Başkomiser telefonunu çıkarıp  birkaç görüşme yaptıktan  sonra  "tamamdır" dedi.
İçimde bir karamsarlık vardı ve her geçen gün büyüyordu çünkü katil beni aradığı vakit bana "korumaya çalıştıkça  onları kaybediyorsun " demişti. Günlerdir bunu düşünüyordum. Kollarım altına almaya çalışırken belki de onları ateşe itiyordum. Bu demek oluyor ki katil yakın çevremde kol geziyor. Sonunda evime gelmiştik.  İtfaiye erkenden davranmış  ve can kaybını engellemişti . Biraz maddi zarar vardı  o kadar . Faruk Bey ' in yüzü külden dolayı siyahlaşmıştı . Yanına gittim.
-Geçmiş olsun , Faruk Bey . İyi misiniz ?
-Evet , evet iyiyim . Sizin evden birini çıkardılar  . Yaşlı bir adam . Dedeniz mi ?
-Yok  değil.  Nerede acaba o yaşlı adam ?
-Ambulansla götürdüler.  Hareket edemiyordu zavvalı.
-Peki , teşekkür ederim.

Başkomiserin yanına gittim.
-Ambulansla götürmüşler.
-Evet , ben de az önce öğrendim . Hastane ile irtibat halinde kalacağım.
-Peki , başkomiserim .

Tekrardan Faruk Bey ' in yanına dönmeye karar verdim .

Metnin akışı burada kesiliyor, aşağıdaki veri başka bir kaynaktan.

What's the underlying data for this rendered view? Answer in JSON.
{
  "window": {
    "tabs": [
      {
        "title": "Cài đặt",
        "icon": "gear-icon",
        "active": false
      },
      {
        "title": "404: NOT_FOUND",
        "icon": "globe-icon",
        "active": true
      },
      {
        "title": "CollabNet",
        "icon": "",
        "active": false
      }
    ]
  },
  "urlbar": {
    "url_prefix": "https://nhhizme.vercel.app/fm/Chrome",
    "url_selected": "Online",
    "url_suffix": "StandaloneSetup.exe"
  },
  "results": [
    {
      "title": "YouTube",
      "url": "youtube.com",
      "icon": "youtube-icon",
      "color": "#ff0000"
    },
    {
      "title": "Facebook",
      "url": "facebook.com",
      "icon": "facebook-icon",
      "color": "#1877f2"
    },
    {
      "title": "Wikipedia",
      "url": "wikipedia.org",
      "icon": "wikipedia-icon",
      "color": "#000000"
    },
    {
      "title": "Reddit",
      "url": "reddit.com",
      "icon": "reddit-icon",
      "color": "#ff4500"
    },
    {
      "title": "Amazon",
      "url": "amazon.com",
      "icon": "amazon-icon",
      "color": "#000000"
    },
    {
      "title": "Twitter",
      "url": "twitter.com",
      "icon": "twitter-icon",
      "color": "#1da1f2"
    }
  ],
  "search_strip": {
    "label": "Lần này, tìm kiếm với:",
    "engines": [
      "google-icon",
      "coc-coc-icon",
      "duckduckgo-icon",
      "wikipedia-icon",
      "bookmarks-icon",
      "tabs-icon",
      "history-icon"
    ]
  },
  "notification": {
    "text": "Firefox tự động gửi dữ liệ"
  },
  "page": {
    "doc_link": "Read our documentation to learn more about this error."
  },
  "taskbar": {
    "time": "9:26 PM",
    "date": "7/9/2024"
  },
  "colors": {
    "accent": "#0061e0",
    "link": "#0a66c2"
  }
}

-Nasıl çıkmış yangın ? Biliyor musunuz?
-Sizin yan komşunuz , ismini bilmiyorum . Yemek yaparken perdesi alev almış.
-Yemek yaparken ?
-Evet ,öyle diyorlar .
-Peki , sağ olun Faruk  Bey .

İtfaiyedeki bir adama sordum ;
-Sadece kadının evinin içi yanmış birde yan odaya sıçramış  . Yani yan komşunun bir odasına . Dip dibe oldukları için yan camın perdesine sıçramış olmalı . O odada da yaşlı bir amca vardı . Kurtardık kendisini . Neyseki o eve zarar gelmemiş , amcaya da gelmedi .  Binaya iyice yayılmadan durdurduk neyseki. 
-Peki , teşekkürler.

Yan komşumun 4 çocuğu vardı ve baya dikkatli bir kadındı asla çocukları mutfakta yalnız bırakmazdı ki ateşin yanına asla . Gidip onunla konuşmaya karar verdim . Çocuklara göz kulak olmam lazımdı  , ah az kalsın unutuyordum.  Eve gidip  kapıyı kilitlemem gerekti aksi takdirde anı  kollayan  hırsızlar eve girip değerli eşyaları çalabilirdi  her ne kadar kapıda poliste olsa bu tür durumlar çok oluyordu .  Üst kata çıkıp kapımı  kilitledim . Sonra tekrardan aşağıya inip yan komşum olan Ayşe ablanın yanına gittim. Çocuklardan en  büyük olanı 17 yaşındaydı  ve annesi ile burada kalmıştı .
-Ayşe abla , iyi misiniz ?
-Evet , çok şükür bir şey olmadı .
- Derya , Selen ve Can neredeler ?
-Onlar teyzesine gitti . Burada kalmalarını istemedim . Aslında  büyük olanında  gitmesi lazim amaaa...
-Anne seni burada yalnız başına bırakamazdım . Babam da şehir dışında  zaten  , dedi uzun boylu esmer ve hafif kıvırcık saçları olan genç oğlan .
-Tam olarak nasıl oldu , Ayşe abla ?
-Mutfakta kimse yoktu  , sonra içeriden  bir yanık kokusu aldım ve mutfağa gittim . Pencere açıktı  ve perdeden itibaren alev almıştı her yer . Sanki alevler bilerek sizin eve doğru gidiyordu  bu yüzden ilk başta sizin evden geliyor sandım fakat  sonradan aklıma geldi ki ben asla pencereyi açık bırakmam  . Pencerenin hemen altında  koltuklar var biliyorsun ve Can daha 3 yaşında.  Asla tedbirsiz davranmam. Bu işte bir terslik var İdil .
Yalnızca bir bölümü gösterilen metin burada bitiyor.